The much-publicized opening of the Egyptian border has fizzled, so people remain trapped here. The number of residents living on less than $1.60 a day has tripled in four years. Three-quarters of the population rely on food aid.

About 10 ships with activists from 20 countries were scheduled to set sail for Gaza this weekend in a renewed attempt to break Israel’s embargo, according to Freedom Flotilla II, the group behind the protest.

The ships will depart from Athens and other Mediterranean ports and are expected to reach Gaza in the first few days of July. The State Department warned US citizens against “conspiring to deliver material support or other resources to or for the benefit of a designated foreign terrorist organization, such as Hamas.’’

The first Gaza flotilla ended in violence in May of last year when Israeli naval commandos opened fire after the ship Mavi Marmara, one of six boats in the flotilla, refused to stop. Nine Turkish activists were killed.

The Gaza Strip has never been among the world’s poorest places.
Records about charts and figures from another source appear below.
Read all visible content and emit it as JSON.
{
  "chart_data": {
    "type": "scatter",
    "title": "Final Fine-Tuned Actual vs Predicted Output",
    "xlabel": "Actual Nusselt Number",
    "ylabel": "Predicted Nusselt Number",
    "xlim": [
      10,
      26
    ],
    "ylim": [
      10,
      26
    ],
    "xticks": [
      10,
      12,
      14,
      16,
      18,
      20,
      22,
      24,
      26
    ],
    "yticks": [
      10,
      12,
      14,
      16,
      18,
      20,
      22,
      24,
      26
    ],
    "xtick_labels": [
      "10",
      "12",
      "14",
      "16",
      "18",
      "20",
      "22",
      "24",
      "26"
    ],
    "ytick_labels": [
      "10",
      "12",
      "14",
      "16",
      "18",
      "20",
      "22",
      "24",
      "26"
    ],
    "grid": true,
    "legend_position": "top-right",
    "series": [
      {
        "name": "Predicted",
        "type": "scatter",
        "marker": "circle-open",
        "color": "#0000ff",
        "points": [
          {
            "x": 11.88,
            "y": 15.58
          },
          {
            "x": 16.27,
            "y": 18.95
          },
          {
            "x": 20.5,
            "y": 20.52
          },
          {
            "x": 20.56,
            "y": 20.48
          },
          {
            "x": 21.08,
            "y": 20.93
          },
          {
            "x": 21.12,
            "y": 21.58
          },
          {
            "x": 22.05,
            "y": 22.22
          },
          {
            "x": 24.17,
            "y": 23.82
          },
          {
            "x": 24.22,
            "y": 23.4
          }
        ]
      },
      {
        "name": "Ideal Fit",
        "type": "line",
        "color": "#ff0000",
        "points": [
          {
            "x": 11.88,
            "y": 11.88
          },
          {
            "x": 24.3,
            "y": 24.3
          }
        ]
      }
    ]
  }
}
There is near-universal literacy and relatively low infant mortality, and health conditions remain better than across much of the developing world.

“We have 100 percent vaccination; no polio, measles, diphtheria, or AIDS,’’ said Mahmoud Daher, a World Health Organization official here. “We’ve never had a cholera outbreak.’’

The Israeli government and its defenders use such data to portray Gaza as doing fine and Israeli policy as humane and appropriate.

Israel’s critics say the fact that the conditions in Gaza do not rival the problems in sub-Saharan Africa only makes the political and human rights crisis here all the more tragic — and solvable.

Israel, they note, still controls access to sea, air, and most land routes, and its security policies have consciously strangled development opportunities for an educated and potentially high-achieving population that is trapped with no horizon. Pressure needs to be maintained to end the siege entirely, they say, and talk of improvement is counterproductive.

The recent changes come from a combination of Israeli policy shifts and the chaos in Egypt. The new Egyptian border policy has made little difference, but Egypt’s revolution and its reduced policing in the Sinai have had a profound effect.

For the past year, Israel has allowed almost everything into Gaza except cement, steel, and other construction material — other than for internationally supervised projects — because they fear such supplies can be used by Hamas for bunkers and bombs.

International projects are proceeding, but there is an urgent need for housing, street paving, schools, factories, and public-works projects, all under Hamas or the private sector, and Israel’s policy bans access to the goods to move those forward.

So in recent months, tunnels under the southern border that were used to bring in consumer goods have become almost fully devoted to smuggling in building materials.

Sacks of cement and piles of gravel, Turkish in origin and bought legally in Egypt, are smuggled through the hundreds of tunnels in double shifts, day and night, totaling some 3,000 tons a day. Since the overthrow of President Hosni Mubarak, the Egyptian security authorities no longer stop smugglers, and streets are being paved and buildings constructed.

Karim Gharbawi is an architect and building designer with 10 projects under way, all of them eight- and nine-story residential properties. He said there were some 130 engineering and design firms in Gaza. Two years ago, none were working. Today, he said, all of them are.